Übertrüge man die Logik von Systemcrash, der ein auf ein einige Teilforderungen begrenztes Kampagnen- bzw. Bündnisprojekt als „außerparlamentarischen Reformismus“ ansieht, hätte die KPD im antifaschistischen Kampf ein sozialrevolutionäres Programm zur Grundlage einer Einheitsfrontinitiative machen müssen. Das hat sie bekanntlich getan. Wir wissen alle, welche Folgen das hatte.

Die Auffassung, es gebe „außerparlamentarischen Reformismus“ geht an der Wirklichkeit vorbei: Die reformistischen Strategen orientieren auf die Parlamente, nicht auf realen, massenhaften Widerstand und außerparlamentarischen Kampf für die Interessen der Arbeiterklasse. Gerade das ermöglicht es Revolutionären, im außerparlamentarischen Kampf für Reformen und demokratische Freiheiten, Teil- und Übergangsforderungen, einen Beitrag zur Zerstörung reformistischer Illusionen zu leisten und Vertrauen zu gewinnen. Auf diese Weise kann der Parteiaufbau im Klassenkampf und nicht außerhalb des Klassenkampfs stattfinden.

Die Position der MI ist übrigens ganz altbacken und entspricht der der Komintern in ihren frühen Jahren. Wer es nachlesen möchte, findet sie hier:
http://www.marxismus-online.eu/archiv/klassiker/schriftenzumprogramm/uprog3.html

Eine letzte Anmerkung:
Der Vorschlag der MI für die politische Grundlage einer längerfristig angelegten Kampagne gegen die Abwälzung der Krisenlasten auf die Lohnabhängigen ist kein revolutionäres Aktionsprogramm. Ein solches hat die MI vor einiger Zeit diskutiert.
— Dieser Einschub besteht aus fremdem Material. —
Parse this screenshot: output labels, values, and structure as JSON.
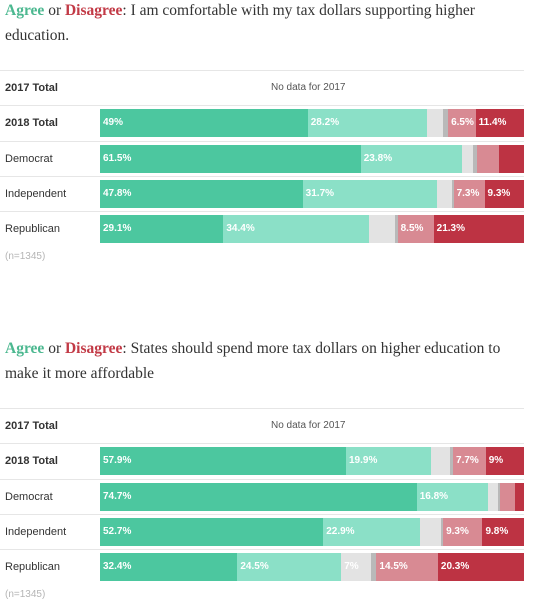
{
  "agree_word": "Agree",
  "or_word": "or",
  "disagree_word": "Disagree",
  "segment_colors": [
    "#4cc79f",
    "#8be0c7",
    "#e3e3e3",
    "#b9b9b9",
    "#d88a93",
    "#bd3343"
  ],
  "chart_data": [
    {
      "type": "bar",
      "orientation": "horizontal",
      "stacked": true,
      "title": "I am comfortable with my tax dollars supporting higher education.",
      "categories": [
        "2017 Total",
        "2018 Total",
        "Democrat",
        "Independent",
        "Republican"
      ],
      "nodata_text": "No data for 2017",
      "note": "(n=1345)",
      "rows": [
        {
          "label": "2017 Total",
          "nodata": true,
          "segments": []
        },
        {
          "label": "2018 Total",
          "segments": [
            {
              "value": 49,
              "label": "49%"
            },
            {
              "value": 28.2,
              "label": "28.2%"
            },
            {
              "value": 3.6,
              "label": ""
            },
            {
              "value": 1.3,
              "label": ""
            },
            {
              "value": 6.5,
              "label": "6.5%"
            },
            {
              "value": 11.4,
              "label": "11.4%"
            }
          ]
        },
        {
          "label": "Democrat",
          "segments": [
            {
              "value": 61.5,
              "label": "61.5%"
            },
            {
              "value": 23.8,
              "label": "23.8%"
            },
            {
              "value": 2.6,
              "label": ""
            },
            {
              "value": 1.0,
              "label": ""
            },
            {
              "value": 5.3,
              "label": ""
            },
            {
              "value": 5.8,
              "label": ""
            }
          ]
        },
        {
          "label": "Independent",
          "segments": [
            {
              "value": 47.8,
              "label": "47.8%"
            },
            {
              "value": 31.7,
              "label": "31.7%"
            },
            {
              "value": 3.5,
              "label": ""
            },
            {
              "value": 0.4,
              "label": ""
            },
            {
              "value": 7.3,
              "label": "7.3%"
            },
            {
              "value": 9.3,
              "label": "9.3%"
            }
          ]
        },
        {
          "label": "Republican",
          "segments": [
            {
              "value": 29.1,
              "label": "29.1%"
            },
            {
              "value": 34.4,
              "label": "34.4%"
            },
            {
              "value": 6.0,
              "label": ""
            },
            {
              "value": 0.7,
              "label": ""
            },
            {
              "value": 8.5,
              "label": "8.5%"
            },
            {
              "value": 21.3,
              "label": "21.3%"
            }
          ]
        }
      ]
    },
    {
      "type": "bar",
      "orientation": "horizontal",
      "stacked": true,
      "title": "States should spend more tax dollars on higher education to make it more affordable",
      "categories": [
        "2017 Total",
        "2018 Total",
        "Democrat",
        "Independent",
        "Republican"
      ],
      "nodata_text": "No data for 2017",
      "note": "(n=1345)",
      "rows": [
        {
          "label": "2017 Total",
          "nodata": true,
          "segments": []
        },
        {
          "label": "2018 Total",
          "segments": [
            {
              "value": 57.9,
              "label": "57.9%"
            },
            {
              "value": 19.9,
              "label": "19.9%"
            },
            {
              "value": 4.6,
              "label": ""
            },
            {
              "value": 0.7,
              "label": ""
            },
            {
              "value": 7.7,
              "label": "7.7%"
            },
            {
              "value": 9,
              "label": "9%"
            }
          ]
        },
        {
          "label": "Democrat",
          "segments": [
            {
              "value": 74.7,
              "label": "74.7%"
            },
            {
              "value": 16.8,
              "label": "16.8%"
            },
            {
              "value": 2.4,
              "label": ""
            },
            {
              "value": 0.5,
              "label": ""
            },
            {
              "value": 3.4,
              "label": ""
            },
            {
              "value": 2.2,
              "label": ""
            }
          ]
        },
        {
          "label": "Independent",
          "segments": [
            {
              "value": 52.7,
              "label": "52.7%"
            },
            {
              "value": 22.9,
              "label": "22.9%"
            },
            {
              "value": 4.9,
              "label": ""
            },
            {
              "value": 0.5,
              "label": ""
            },
            {
              "value": 9.3,
              "label": "9.3%"
            },
            {
              "value": 9.8,
              "label": "9.8%"
            }
          ]
        },
        {
          "label": "Republican",
          "segments": [
            {
              "value": 32.4,
              "label": "32.4%"
            },
            {
              "value": 24.5,
              "label": "24.5%"
            },
            {
              "value": 7,
              "label": "7%"
            },
            {
              "value": 1.3,
              "label": ""
            },
            {
              "value": 14.5,
              "label": "14.5%"
            },
            {
              "value": 20.3,
              "label": "20.3%"
            }
          ]
        }
      ]
    }
  ]
}
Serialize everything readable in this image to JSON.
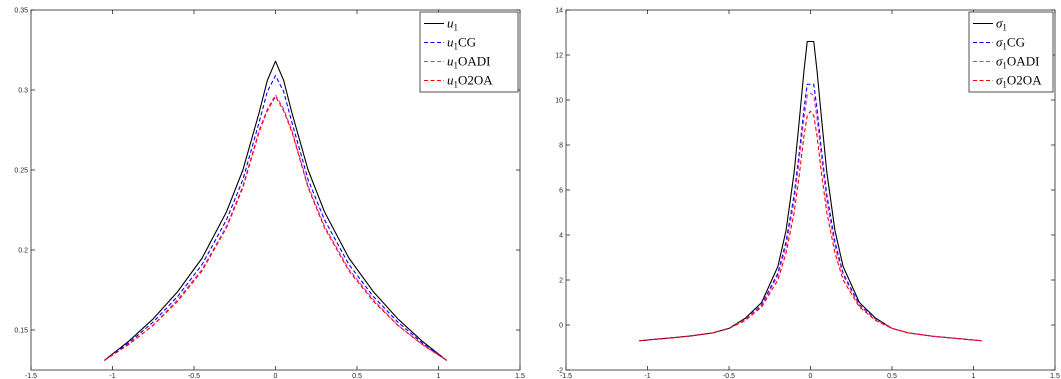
{
  "chart_data": [
    {
      "type": "line",
      "title": "",
      "xlabel": "",
      "ylabel": "",
      "xlim": [
        -1.5,
        1.5
      ],
      "ylim": [
        0.125,
        0.35
      ],
      "xticks": [
        -1.5,
        -1,
        -0.5,
        0,
        0.5,
        1,
        1.5
      ],
      "xtick_labels": [
        "-1.5",
        "-1",
        "-0.5",
        "0",
        "0.5",
        "1",
        "1.5"
      ],
      "yticks": [
        0.15,
        0.2,
        0.25,
        0.3,
        0.35
      ],
      "ytick_labels": [
        "0.15",
        "0.2",
        "0.25",
        "0.3",
        "0.35"
      ],
      "grid": false,
      "legend_position": "top-right",
      "x": [
        -1.05,
        -0.9,
        -0.75,
        -0.6,
        -0.45,
        -0.3,
        -0.2,
        -0.1,
        -0.05,
        0,
        0.05,
        0.1,
        0.2,
        0.3,
        0.45,
        0.6,
        0.75,
        0.9,
        1.05
      ],
      "series": [
        {
          "name": "u",
          "sub": "1",
          "suffix": "",
          "color": "#000000",
          "dash": "",
          "values": [
            0.131,
            0.143,
            0.157,
            0.174,
            0.195,
            0.224,
            0.25,
            0.286,
            0.306,
            0.318,
            0.306,
            0.286,
            0.25,
            0.224,
            0.195,
            0.174,
            0.157,
            0.143,
            0.131
          ]
        },
        {
          "name": "u",
          "sub": "1",
          "suffix": "CG",
          "color": "#0000ff",
          "dash": "4,2.5",
          "values": [
            0.131,
            0.142,
            0.155,
            0.171,
            0.191,
            0.219,
            0.244,
            0.28,
            0.299,
            0.309,
            0.299,
            0.28,
            0.244,
            0.219,
            0.191,
            0.171,
            0.155,
            0.142,
            0.131
          ]
        },
        {
          "name": "u",
          "sub": "1",
          "suffix": "OADI",
          "color": "#cc33cc",
          "dash": "4,2.5",
          "values": [
            0.131,
            0.141,
            0.153,
            0.169,
            0.188,
            0.215,
            0.24,
            0.275,
            0.288,
            0.297,
            0.288,
            0.275,
            0.24,
            0.215,
            0.188,
            0.169,
            0.153,
            0.141,
            0.131
          ]
        },
        {
          "name": "u",
          "sub": "1",
          "suffix": "O2OA",
          "color": "#ff0000",
          "dash": "4,2.5",
          "values": [
            0.131,
            0.141,
            0.153,
            0.168,
            0.187,
            0.214,
            0.239,
            0.274,
            0.287,
            0.296,
            0.287,
            0.274,
            0.239,
            0.214,
            0.187,
            0.168,
            0.153,
            0.141,
            0.131
          ]
        }
      ]
    },
    {
      "type": "line",
      "title": "",
      "xlabel": "",
      "ylabel": "",
      "xlim": [
        -1.5,
        1.5
      ],
      "ylim": [
        -2,
        14
      ],
      "xticks": [
        -1.5,
        -1,
        -0.5,
        0,
        0.5,
        1,
        1.5
      ],
      "xtick_labels": [
        "-1.5",
        "-1",
        "-0.5",
        "0",
        "0.5",
        "1",
        "1.5"
      ],
      "yticks": [
        -2,
        0,
        2,
        4,
        6,
        8,
        10,
        12,
        14
      ],
      "ytick_labels": [
        "-2",
        "0",
        "2",
        "4",
        "6",
        "8",
        "10",
        "12",
        "14"
      ],
      "grid": false,
      "legend_position": "top-right",
      "x": [
        -1.05,
        -0.9,
        -0.75,
        -0.6,
        -0.5,
        -0.4,
        -0.3,
        -0.2,
        -0.15,
        -0.1,
        -0.07,
        -0.04,
        -0.02,
        0,
        0.02,
        0.04,
        0.07,
        0.1,
        0.15,
        0.2,
        0.3,
        0.4,
        0.5,
        0.6,
        0.75,
        0.9,
        1.05
      ],
      "series": [
        {
          "name": "σ",
          "sub": "1",
          "suffix": "",
          "color": "#000000",
          "dash": "",
          "values": [
            -0.7,
            -0.6,
            -0.5,
            -0.35,
            -0.15,
            0.3,
            1.0,
            2.6,
            4.2,
            6.8,
            9.0,
            11.3,
            12.6,
            12.6,
            12.6,
            11.3,
            9.0,
            6.8,
            4.2,
            2.6,
            1.0,
            0.3,
            -0.15,
            -0.35,
            -0.5,
            -0.6,
            -0.7
          ]
        },
        {
          "name": "σ",
          "sub": "1",
          "suffix": "CG",
          "color": "#0000ff",
          "dash": "4,2.5",
          "values": [
            -0.7,
            -0.6,
            -0.5,
            -0.35,
            -0.15,
            0.25,
            0.9,
            2.3,
            3.7,
            5.8,
            7.6,
            9.6,
            10.7,
            10.7,
            10.7,
            9.6,
            7.6,
            5.8,
            3.7,
            2.3,
            0.9,
            0.25,
            -0.15,
            -0.35,
            -0.5,
            -0.6,
            -0.7
          ]
        },
        {
          "name": "σ",
          "sub": "1",
          "suffix": "OADI",
          "color": "#cc33cc",
          "dash": "4,2.5",
          "values": [
            -0.7,
            -0.6,
            -0.5,
            -0.35,
            -0.15,
            0.25,
            0.85,
            2.2,
            3.5,
            5.5,
            7.3,
            9.2,
            10.2,
            10.3,
            10.2,
            9.2,
            7.3,
            5.5,
            3.5,
            2.2,
            0.85,
            0.25,
            -0.15,
            -0.35,
            -0.5,
            -0.6,
            -0.7
          ]
        },
        {
          "name": "σ",
          "sub": "1",
          "suffix": "O2OA",
          "color": "#ff0000",
          "dash": "4,2.5",
          "values": [
            -0.7,
            -0.6,
            -0.5,
            -0.35,
            -0.15,
            0.2,
            0.8,
            2.0,
            3.2,
            5.0,
            6.6,
            8.4,
            9.3,
            9.5,
            9.3,
            8.4,
            6.6,
            5.0,
            3.2,
            2.0,
            0.8,
            0.2,
            -0.15,
            -0.35,
            -0.5,
            -0.6,
            -0.7
          ]
        }
      ]
    }
  ]
}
Dabei war sie sich darüber klar, daß ein revolutionäres Aktionsprogramm heute stark propagandistischen Charakter hat und nur in Grundzügen Perspektiven andeuten kann.

Dieser Text findet sich hier:
http://www.marxismus-online.eu/display/dyn/xf3941674-d660-4269-b017-e539fc1ba31f/content.html

Eine basisorientierte Dauerkampagne gegen die Krisenpolitik der herrschenden Klasse (über die Forderungen im einzelnen kann man problemlos diskutieren) halte ich dagegen für realisierbar.